The Bottom Line
- Territory Means Compliant: If your distribution agreement specifies a sales territory, your products must be legally compliant for sale in that territory. A Dutch court found that failing to ensure this constitutes a fundamental breach, allowing the distributor to terminate the contract and demand a full refund.
- Director’s Assurances Create Personal Risk: A director who personally provides unfounded assurances about a product’s legal status can be held personally liable for the company’s breach of contract. The court held the director jointly and severally liable with the company for all damages.

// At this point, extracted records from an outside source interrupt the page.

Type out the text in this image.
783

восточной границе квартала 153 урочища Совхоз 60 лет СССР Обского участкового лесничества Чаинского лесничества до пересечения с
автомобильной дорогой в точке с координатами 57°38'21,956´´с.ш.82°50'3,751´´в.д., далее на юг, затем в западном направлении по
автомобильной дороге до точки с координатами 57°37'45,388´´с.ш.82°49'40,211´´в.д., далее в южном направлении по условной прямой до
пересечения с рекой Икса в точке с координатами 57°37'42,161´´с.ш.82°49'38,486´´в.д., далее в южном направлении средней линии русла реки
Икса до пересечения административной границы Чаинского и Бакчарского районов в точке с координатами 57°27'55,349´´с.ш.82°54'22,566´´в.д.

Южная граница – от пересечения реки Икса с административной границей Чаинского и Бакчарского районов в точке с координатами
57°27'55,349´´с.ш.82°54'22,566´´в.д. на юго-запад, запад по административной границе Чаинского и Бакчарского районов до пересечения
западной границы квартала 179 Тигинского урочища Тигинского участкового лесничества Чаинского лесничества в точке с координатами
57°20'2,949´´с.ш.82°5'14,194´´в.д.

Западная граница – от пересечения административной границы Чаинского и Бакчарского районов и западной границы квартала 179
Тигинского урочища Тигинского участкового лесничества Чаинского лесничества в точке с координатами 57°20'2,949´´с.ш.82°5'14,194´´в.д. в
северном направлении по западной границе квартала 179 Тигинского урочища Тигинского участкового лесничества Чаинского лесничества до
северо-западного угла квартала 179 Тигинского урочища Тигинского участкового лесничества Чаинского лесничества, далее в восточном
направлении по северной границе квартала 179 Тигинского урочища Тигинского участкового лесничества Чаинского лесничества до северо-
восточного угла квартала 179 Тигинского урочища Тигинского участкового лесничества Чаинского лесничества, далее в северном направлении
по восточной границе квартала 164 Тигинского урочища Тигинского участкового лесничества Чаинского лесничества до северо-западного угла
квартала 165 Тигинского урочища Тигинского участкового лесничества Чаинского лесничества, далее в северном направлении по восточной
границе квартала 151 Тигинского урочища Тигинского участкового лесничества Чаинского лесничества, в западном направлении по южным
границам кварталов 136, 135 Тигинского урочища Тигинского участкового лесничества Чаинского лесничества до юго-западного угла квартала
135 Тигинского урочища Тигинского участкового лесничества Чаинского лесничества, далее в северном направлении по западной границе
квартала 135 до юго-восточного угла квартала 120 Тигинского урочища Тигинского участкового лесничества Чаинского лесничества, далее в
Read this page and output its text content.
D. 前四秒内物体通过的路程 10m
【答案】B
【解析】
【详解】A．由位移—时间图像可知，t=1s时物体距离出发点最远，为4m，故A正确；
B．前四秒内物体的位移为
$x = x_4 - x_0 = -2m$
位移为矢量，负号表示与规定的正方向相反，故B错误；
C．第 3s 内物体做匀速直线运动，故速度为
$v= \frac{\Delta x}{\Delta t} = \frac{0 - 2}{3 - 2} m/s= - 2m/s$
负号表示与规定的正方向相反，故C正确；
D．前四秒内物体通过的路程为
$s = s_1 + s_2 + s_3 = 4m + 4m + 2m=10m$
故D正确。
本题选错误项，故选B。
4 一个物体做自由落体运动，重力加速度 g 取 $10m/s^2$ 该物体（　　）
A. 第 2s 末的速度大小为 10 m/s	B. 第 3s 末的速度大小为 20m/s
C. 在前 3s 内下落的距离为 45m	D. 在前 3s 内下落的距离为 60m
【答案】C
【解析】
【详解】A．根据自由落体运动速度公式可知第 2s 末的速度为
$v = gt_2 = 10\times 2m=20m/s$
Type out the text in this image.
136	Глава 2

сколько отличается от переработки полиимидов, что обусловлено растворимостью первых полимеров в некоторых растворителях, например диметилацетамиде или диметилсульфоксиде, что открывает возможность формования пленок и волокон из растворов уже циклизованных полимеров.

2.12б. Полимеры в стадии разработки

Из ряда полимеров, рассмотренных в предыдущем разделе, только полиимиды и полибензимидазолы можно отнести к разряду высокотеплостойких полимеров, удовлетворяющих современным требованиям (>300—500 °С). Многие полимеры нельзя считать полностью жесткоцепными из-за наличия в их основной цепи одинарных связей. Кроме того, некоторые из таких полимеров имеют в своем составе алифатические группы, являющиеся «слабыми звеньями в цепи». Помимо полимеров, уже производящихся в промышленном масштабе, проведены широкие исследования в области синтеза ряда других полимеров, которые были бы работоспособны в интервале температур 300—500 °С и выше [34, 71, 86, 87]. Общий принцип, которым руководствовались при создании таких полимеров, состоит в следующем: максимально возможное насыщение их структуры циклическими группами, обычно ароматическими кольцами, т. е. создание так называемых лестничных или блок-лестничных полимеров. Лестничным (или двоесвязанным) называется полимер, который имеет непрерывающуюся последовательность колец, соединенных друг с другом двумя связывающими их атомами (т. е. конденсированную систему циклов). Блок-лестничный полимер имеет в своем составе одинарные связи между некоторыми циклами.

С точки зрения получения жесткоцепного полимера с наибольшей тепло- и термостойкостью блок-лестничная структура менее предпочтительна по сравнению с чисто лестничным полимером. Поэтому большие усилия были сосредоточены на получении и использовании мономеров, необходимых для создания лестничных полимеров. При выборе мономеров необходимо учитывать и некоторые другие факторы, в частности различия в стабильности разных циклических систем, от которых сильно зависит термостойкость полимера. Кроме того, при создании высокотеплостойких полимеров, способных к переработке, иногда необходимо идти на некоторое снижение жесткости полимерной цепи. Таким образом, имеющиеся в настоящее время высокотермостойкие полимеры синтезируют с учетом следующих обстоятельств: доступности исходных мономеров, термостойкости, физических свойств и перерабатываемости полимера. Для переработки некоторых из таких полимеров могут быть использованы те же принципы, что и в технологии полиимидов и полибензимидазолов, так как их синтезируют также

- You Can’t Bill for Your Own Breach: A supplier who breaches a contract by providing non-compliant goods cannot later charge the distributor for costs (such as storage) incurred as a direct result of that breach.
The Details
In a case with significant implications for supply chain management and executive liability, the Rotterdam District Court ruled that a supplier, Sanisign B.V., fundamentally breached its distribution agreement with Total Energy Service B.V. (TES). The contract granted TES exclusive rights to distribute Sanisign’s hand soap in the Netherlands. However, it was later discovered that the product was not legally permitted for sale—or even storage—in the country. The court sided with TES, affirming its right to terminate the agreement. It reasoned that when a contract defines a specific territory, the distributor is entitled to expect that the product is legally sellable there. The fact that it was not frustrated the entire purpose of the agreement.
The court took the significant step of holding the supplier’s director, Mr. [person A], personally liable alongside his company. Under Dutch law, holding a director personally liable for a company’s contractual failings requires a high standard of proof, typically a “serious personal blame.” The court found this standard was met because the director had actively and repeatedly assured the distributor that the hand soap was compliant for the Dutch market, even after being presented with evidence to the contrary. These direct, unfounded reassurances went beyond normal commercial negotiation and created a personal tort liability for the director.
As a result, both the company and its director were held jointly and severally liable for repaying the full purchase price of €136,733.51 paid by the distributor. Furthermore, they are liable for any additional damages TES incurred, which will be assessed separately. In a final blow to the supplier, the court dismissed its counterclaim for the costs of storing the products in Belgium after they were ordered to be removed from the Netherlands. The court concluded that these costs were a direct consequence of the supplier’s own breach and could not be passed on to the wronged party.